I wanted to push him away and ask him what the hell he was doing, but I couldn’t muster any action. I couldn’t do anything except stay there, limp. Inactive in my own life.
“You’re so beautiful, Andi,” he whispered, backing me into the wall. “So beautiful.”
I was seventeen, and an attractive older man was paying attention to me. Looking back, I wish I could’ve been stronger, more determined to tell him no. Instead, I caved. I gave in.
Brent was the type of man who got better with age. Like wine, as his wife would say. His teeth were white and straight, and his laugh lines only made him more handsome. He was kind. He invited people over for barbecues and drove me home on the nights it rained.
Before now, he’d never done anything like this before. I trusted him.
I didn’t know what to do, so I tried to tell myself that it was okay, because it was just kissing. More importantly, I couldn’t lose this job. I was on my own for college and working as a nanny for this family paid more than a standard minimum wage job might. This was my security fund, in case Siobhan lost it all and I had to take care of us.

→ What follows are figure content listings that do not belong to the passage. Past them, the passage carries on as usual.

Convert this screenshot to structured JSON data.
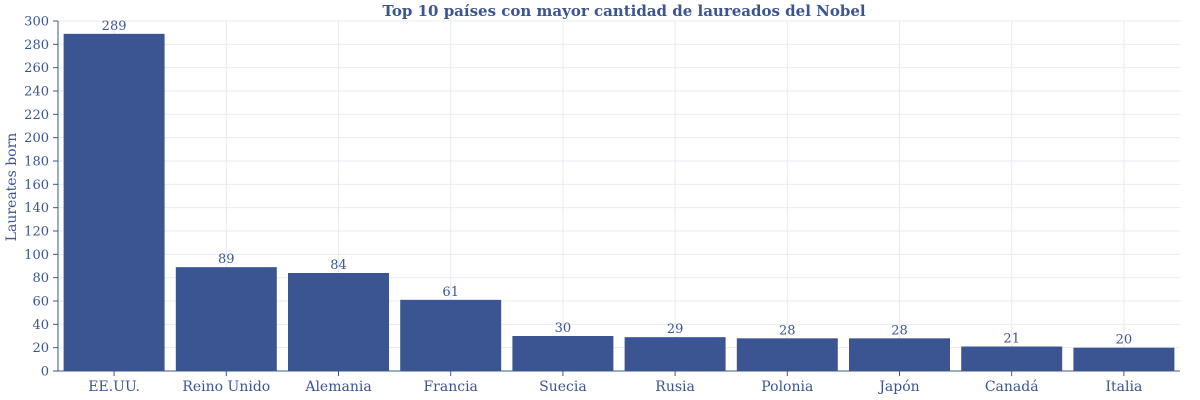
{
  "chart_data": {
    "type": "bar",
    "title": "Top 10 países con mayor cantidad de laureados del Nobel",
    "xlabel": "",
    "ylabel": "Laureates born",
    "categories": [
      "EE.UU.",
      "Reino Unido",
      "Alemania",
      "Francia",
      "Suecia",
      "Rusia",
      "Polonia",
      "Japón",
      "Canadá",
      "Italia"
    ],
    "values": [
      289,
      89,
      84,
      61,
      30,
      29,
      28,
      28,
      21,
      20
    ],
    "data_labels": [
      "289",
      "89",
      "84",
      "61",
      "30",
      "29",
      "28",
      "28",
      "21",
      "20"
    ],
    "ylim": [
      0,
      300
    ],
    "yticks": [
      0,
      20,
      40,
      60,
      80,
      100,
      120,
      140,
      160,
      180,
      200,
      220,
      240,
      260,
      280,
      300
    ],
    "grid": true,
    "legend": "none",
    "colors": {
      "bar": "#3b5592",
      "text": "#3b5590",
      "grid": "#e8ebf0",
      "axis": "#3b5590"
    }
  }
}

This was my lifeline. This was the only way.
It’s only kissing.
He lowered me onto the couch and pulled my shirt over my head. My heart started beating too fast as he kissed my neck, then my shoulder, then his mouth was on the swells of my breasts. My hands were shaking as he started to peel my bra away.
No. No. No.
“We don’t have to do
this, Andi,” he told me as he took his clothes off. “But I think we would be so good together. You understand, don’t you?”
I nodded. If I say no, I’m as good as fired.
The money he held over my head was his silent way of saying that I needed to be here, even if it meant giving my virginity to a thirty-something married man. So I laid back down on the couch and let him do it.
He took off my jeans, then my panties.
The sex wasn’t bad. It hardly hurt at all. In a sick way, it almost makes it better. Like the good part was a consolation prize for the fact the main event was horrible and ugly.
He kissed away my tears when he thought I was crying because of the initial pinch of him entering me. When it was over, I cleaned the blood off my thighs in the bathroom and prayed none of it got on the couch. We ate dinner like we would any other night. My stomach never stopped heaving in sheer horror.
He even kissed my cheek before I left and handed me my paycheck. So casual. So unassuming. Like nothing had happened. Because of everything else that was going to hell in my life, I had gotten good at pretending I was keeping it together.
* * *
When I got home, our mother was there, a mess on the couch. Thankfully, the kids were asleep. They hadn’t seen her shoot up.
She looked over at me all glassy-eyed, and I wondered if maybe she was thinking about greeting me but the words never made it to her lips. The tie-off was still on her arm, the pink skin of her bicep turned white by the grip of the rubber against her skin. There was still a little bit of blood left behind. The needle was gone. At least she had the decency to take care of it this time.
Her habit was real and impossible to ignore.
I hated her for it.
“Hi, Siobhan,” I spat at her. “Now would be a great time for you to decide to be my mother again.”
I never called her ‘Mom’ anymore. She sure as hell didn’t deserve it.